Information returns are tax documents (the most common being Form W-2) that businesses and taxpayers must file to report certain business transactions to the Internal Revenue Service. You use Form K-1 to report partnership income to the federal government.
Choosing to file as a C-corporation would be highly unusual for a start-up. Anspach says she can only see a new business owner choosing this organizational structure if a personal accountant or CPA recommended it for advanced tax benefits.
“Unlike a sole proprietorship or a partnership, a C-corporation is recognized as a separate tax-paying entity for federal tax purposes,” she said. That means the corporation may take special deductions, she explained. It also means the profit it earns is taxed at the corporate level, then taxed again when it is distributed as a dividend to shareholders.
S-corporations are similar to partnerships in that your income flows through to your personal tax return, Anspach noted. But they are like C-corporations in that you may set a salary and withhold payroll taxes at the corporate level.
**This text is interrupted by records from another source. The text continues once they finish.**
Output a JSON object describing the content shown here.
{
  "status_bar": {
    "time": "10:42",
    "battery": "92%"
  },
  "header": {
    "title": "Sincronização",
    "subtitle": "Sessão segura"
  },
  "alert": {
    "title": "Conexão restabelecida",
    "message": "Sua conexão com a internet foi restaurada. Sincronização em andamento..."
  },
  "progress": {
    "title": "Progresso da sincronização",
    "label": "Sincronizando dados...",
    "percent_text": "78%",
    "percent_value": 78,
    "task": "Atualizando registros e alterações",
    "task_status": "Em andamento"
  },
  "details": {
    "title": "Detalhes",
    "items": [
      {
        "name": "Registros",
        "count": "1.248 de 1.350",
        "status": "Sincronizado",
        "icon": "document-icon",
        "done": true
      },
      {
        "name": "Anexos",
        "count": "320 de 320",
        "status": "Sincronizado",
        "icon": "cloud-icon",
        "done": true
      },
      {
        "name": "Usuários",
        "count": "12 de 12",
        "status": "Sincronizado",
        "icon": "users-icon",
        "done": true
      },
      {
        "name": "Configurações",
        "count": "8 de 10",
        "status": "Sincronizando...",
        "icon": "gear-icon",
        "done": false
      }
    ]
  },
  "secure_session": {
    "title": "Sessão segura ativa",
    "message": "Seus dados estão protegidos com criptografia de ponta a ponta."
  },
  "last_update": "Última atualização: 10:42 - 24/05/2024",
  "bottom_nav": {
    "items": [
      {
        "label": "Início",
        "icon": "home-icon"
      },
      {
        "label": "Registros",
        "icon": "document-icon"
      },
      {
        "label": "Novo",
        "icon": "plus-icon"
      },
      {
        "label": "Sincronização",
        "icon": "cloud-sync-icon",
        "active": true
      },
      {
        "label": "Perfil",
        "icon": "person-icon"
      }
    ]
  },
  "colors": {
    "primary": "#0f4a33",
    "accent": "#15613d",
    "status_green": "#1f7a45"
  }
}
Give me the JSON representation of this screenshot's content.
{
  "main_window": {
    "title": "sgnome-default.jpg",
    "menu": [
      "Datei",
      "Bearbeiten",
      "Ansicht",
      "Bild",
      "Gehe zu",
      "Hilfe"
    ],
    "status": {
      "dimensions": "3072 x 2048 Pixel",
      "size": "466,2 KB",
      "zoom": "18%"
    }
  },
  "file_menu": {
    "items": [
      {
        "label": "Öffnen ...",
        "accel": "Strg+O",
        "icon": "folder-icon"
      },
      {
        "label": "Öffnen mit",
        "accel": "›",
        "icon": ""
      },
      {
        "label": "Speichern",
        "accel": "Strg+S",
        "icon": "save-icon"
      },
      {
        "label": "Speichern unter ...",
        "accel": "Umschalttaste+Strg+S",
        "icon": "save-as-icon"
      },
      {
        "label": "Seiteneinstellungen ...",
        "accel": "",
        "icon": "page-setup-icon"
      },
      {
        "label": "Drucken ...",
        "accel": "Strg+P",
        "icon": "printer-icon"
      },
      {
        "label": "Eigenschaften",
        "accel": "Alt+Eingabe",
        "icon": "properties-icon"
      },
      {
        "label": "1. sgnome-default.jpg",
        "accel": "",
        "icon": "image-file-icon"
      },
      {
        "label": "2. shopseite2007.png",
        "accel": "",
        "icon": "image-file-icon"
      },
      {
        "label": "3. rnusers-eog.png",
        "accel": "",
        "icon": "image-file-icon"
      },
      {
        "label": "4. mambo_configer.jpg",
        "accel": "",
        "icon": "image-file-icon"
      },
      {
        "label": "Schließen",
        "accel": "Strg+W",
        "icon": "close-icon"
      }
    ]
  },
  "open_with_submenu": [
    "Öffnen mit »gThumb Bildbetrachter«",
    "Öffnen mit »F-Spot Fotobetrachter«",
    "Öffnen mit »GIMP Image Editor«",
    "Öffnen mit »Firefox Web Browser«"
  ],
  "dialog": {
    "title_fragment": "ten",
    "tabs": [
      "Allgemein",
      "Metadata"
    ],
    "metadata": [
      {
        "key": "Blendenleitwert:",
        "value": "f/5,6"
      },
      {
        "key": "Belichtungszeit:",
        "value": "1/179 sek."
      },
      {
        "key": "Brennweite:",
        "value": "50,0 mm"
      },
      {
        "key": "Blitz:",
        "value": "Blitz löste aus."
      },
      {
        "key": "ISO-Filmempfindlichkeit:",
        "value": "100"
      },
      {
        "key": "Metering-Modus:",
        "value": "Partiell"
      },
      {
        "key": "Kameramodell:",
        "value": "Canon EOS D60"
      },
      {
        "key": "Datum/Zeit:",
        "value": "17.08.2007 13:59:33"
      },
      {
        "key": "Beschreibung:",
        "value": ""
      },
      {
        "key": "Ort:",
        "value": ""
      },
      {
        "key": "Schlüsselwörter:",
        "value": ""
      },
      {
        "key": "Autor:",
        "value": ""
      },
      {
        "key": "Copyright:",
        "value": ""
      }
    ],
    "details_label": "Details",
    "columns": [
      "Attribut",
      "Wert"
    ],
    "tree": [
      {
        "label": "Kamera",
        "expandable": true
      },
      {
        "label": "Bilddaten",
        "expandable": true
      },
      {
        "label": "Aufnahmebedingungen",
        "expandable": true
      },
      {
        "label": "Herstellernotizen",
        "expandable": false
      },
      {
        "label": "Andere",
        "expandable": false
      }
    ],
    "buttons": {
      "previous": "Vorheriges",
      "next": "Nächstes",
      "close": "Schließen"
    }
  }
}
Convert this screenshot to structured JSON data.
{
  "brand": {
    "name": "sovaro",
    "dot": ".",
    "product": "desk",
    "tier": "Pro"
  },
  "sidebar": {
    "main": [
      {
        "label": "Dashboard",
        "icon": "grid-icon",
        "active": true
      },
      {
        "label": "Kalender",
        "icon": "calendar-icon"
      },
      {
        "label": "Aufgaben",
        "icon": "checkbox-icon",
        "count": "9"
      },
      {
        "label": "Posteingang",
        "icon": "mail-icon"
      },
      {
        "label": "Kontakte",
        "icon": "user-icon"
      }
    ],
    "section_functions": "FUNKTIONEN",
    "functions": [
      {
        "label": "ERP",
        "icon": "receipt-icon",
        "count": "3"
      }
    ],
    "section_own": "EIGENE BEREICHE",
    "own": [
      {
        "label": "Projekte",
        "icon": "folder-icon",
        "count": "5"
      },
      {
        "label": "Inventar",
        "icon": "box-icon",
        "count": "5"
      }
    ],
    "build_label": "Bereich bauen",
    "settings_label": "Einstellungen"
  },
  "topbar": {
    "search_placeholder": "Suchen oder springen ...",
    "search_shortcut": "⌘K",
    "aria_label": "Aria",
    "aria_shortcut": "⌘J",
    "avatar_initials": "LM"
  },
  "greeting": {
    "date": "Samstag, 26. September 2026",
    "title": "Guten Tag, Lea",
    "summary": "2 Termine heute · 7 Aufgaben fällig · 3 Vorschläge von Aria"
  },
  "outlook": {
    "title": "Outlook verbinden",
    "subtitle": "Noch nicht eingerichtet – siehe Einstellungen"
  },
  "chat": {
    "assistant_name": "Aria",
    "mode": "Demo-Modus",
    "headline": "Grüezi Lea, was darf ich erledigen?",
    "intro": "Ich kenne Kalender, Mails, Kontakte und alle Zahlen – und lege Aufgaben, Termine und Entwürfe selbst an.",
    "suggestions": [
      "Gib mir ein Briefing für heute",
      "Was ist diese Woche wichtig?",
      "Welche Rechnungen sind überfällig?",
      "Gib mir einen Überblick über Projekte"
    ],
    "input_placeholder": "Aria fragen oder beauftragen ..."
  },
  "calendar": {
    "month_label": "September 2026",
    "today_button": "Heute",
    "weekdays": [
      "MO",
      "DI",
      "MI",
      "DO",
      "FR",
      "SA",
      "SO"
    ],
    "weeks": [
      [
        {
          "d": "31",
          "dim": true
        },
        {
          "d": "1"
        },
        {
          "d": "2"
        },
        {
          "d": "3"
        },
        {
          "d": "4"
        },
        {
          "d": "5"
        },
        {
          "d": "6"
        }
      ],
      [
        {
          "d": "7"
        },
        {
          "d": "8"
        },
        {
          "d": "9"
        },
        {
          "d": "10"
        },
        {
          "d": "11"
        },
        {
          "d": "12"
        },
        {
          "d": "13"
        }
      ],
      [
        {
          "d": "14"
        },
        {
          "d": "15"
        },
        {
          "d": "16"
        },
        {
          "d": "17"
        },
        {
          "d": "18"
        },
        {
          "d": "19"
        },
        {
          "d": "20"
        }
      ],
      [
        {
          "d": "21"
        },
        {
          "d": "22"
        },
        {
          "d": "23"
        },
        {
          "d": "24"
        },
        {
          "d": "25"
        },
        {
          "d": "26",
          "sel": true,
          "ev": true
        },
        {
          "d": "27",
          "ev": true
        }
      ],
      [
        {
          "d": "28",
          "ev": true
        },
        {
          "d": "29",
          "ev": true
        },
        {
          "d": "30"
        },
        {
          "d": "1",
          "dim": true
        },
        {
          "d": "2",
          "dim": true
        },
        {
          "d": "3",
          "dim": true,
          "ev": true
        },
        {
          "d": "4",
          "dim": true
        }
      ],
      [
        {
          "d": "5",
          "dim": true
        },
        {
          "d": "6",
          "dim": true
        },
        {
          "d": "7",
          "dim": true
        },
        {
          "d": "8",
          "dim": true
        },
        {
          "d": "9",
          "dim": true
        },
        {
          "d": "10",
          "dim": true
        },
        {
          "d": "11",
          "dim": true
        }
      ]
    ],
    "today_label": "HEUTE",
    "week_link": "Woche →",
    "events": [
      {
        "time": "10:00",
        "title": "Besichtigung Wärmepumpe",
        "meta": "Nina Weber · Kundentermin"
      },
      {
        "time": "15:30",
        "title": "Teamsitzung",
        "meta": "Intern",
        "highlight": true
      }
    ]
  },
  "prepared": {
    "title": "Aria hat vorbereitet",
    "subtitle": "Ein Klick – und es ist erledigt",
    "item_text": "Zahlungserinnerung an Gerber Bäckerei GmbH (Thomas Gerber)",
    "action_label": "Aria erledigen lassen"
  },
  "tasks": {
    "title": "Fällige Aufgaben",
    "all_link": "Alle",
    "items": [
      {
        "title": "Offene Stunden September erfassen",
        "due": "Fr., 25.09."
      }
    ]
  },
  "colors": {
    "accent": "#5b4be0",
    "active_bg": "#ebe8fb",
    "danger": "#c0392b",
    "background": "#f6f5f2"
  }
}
Some or all of your income may be reported to you on a Form W-2 at the end of the year.
One of the advantages of being an S-corporation is the taxpayer’s ability to choose a salary, subject to reasonable guidelines, she said. But Anspach cautioned entrepreneurs to consult an experienced CPA or accountant: There can be serious tax ramifications should a person severely underpay himself when the business is making money, because wages are the only taxable income the IRS can subject to payroll taxes.
Although an LLC is a legal business structure, it is a state-level designation that is not recognized for federal tax purposes, Anspach said. It must file as a corporation, partnership or sole proprietorship.